Gabriela Morales

Gabriela Morales
M.S, Geography, Graduate

Cohort Level: Cohort - III

Career Goal: After I graduate from my current degree program, I would like to work for a government organization at any level -- federal, state, or local government. I want to get experience in my field by working for a few years, then consider applying for PhD programs.

Expected Graduation Date: August 21, 2021

Degree: M.S Geography

Research Title: Agricultural Responses to a Changing Water Supply in Imperial Valley, California

Research Synopsis: The Imperial Valley in southern California is a highly productive agricultural region that serves as a large source of winter crops on both national and international levels. Situated south of the Salton Sea near the US-Mexico border, the region receives little annual rainfall; high crop productivity is enabled by irrigation with water from the Colorado River. In addition, the Imperial Valley is both the basis for the economy of Imperial County as well as a source of job security and farmer livelihood. The enactment of the Quantification Settlement Agreement of 2003 (QSA) reduced the volume of water being transported to the Imperial Valley from the Colorado River, which may have impacted crop production and livelihoods that depend on the limited water supply. The QSA and its conservation programs, however, were never fully evaluated on either a Valley-wide or local stakeholder level. Thus, I look to explore the impact of the QSA programs on the small and larger-scale agriculture dynamics of the Valley using hydrologic analysis, remote sensing, and qualitative interviews.

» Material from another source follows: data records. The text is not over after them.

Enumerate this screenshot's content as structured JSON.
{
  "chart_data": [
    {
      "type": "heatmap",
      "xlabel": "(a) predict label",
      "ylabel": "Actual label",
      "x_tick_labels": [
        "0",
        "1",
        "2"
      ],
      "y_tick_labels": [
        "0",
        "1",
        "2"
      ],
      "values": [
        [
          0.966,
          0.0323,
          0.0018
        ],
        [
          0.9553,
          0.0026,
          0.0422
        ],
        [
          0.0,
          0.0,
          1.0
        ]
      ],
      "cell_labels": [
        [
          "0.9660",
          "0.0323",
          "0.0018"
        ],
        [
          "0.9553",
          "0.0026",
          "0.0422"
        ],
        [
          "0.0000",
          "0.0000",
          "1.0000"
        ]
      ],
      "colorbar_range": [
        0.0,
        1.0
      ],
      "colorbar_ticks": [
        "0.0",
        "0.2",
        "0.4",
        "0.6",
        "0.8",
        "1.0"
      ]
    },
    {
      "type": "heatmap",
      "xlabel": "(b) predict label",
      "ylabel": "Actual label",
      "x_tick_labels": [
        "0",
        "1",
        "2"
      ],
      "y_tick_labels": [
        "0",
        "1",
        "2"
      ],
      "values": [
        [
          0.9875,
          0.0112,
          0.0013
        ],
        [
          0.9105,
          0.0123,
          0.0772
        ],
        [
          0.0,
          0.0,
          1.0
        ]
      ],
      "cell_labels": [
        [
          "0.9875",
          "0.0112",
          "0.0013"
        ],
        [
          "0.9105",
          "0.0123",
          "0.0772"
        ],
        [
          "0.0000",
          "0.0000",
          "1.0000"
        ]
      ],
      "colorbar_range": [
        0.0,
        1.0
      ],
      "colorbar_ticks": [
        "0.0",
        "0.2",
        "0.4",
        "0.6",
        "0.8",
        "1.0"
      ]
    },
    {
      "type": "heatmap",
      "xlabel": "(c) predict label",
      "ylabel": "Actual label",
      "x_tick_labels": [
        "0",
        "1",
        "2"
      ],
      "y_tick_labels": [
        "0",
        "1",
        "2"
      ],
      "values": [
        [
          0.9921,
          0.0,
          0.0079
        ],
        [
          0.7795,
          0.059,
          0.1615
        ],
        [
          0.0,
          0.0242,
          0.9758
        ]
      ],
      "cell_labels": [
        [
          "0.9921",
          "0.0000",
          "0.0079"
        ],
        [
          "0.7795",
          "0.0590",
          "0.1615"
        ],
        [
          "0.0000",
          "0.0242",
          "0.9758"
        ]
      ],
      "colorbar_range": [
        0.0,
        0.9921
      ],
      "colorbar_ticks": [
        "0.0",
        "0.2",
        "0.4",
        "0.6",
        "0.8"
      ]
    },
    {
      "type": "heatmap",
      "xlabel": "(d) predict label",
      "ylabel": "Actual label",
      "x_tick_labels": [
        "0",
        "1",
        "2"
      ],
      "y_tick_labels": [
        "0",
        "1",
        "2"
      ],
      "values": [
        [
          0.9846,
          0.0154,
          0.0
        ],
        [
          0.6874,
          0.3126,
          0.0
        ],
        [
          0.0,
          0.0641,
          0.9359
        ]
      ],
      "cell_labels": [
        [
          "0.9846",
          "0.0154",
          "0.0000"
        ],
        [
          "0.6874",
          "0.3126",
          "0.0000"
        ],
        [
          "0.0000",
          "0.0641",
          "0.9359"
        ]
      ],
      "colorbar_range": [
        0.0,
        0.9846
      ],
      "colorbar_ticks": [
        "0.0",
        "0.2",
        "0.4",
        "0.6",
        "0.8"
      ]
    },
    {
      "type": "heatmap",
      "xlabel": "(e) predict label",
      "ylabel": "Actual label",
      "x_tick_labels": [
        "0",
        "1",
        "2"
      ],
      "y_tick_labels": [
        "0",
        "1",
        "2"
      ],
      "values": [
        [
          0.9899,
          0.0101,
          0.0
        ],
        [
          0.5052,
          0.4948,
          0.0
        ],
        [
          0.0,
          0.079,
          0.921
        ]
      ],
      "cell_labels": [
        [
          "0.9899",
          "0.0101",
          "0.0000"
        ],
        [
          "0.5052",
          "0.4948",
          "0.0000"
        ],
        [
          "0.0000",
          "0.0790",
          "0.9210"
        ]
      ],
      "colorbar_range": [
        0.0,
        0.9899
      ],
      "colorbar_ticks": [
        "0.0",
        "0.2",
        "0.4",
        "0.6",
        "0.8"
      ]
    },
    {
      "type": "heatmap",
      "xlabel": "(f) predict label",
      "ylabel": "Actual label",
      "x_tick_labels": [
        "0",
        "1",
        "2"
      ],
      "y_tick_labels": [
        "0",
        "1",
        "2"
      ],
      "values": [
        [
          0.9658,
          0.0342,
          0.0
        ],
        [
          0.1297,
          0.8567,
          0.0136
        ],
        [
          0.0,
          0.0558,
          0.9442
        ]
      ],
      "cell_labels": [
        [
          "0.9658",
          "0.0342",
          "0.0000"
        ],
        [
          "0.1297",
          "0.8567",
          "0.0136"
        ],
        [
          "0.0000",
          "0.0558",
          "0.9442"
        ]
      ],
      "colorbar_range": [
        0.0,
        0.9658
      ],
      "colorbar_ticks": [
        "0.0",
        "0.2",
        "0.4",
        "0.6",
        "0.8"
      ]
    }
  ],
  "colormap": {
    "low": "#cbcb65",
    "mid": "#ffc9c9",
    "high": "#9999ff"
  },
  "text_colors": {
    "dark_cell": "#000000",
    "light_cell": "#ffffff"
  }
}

Research Questions 1. How did agricultural land cover change (in fallowing, crop mix, and cropping patterns) in the Imperial Valley over the years of the Quantification Settlement Agreement (QSA)? a. What areas of dramatic change, or "hotspots" within the Imperial Valley can be identified using remote sensing methodology? b. Do the “hotspots” seen with remote sensing align with key informant narratives of change in the Imperial Valley? c. According to key informants, what drove the changes in agricultural land cover? 2. How did the QSA fallowing and water conservation programs influence farmer water use in the Valley? a. What drove changes in water use among farmers, according to local experts?

3. How did the QSA impact Valley-wide agricultural production, water balance, and water productivity? a. What other drivers of agricultural dynamics in the Imperial Valley contributed to changes in agricultural land cover and water use? b. Which stakeholders were impacted the most by the QSA?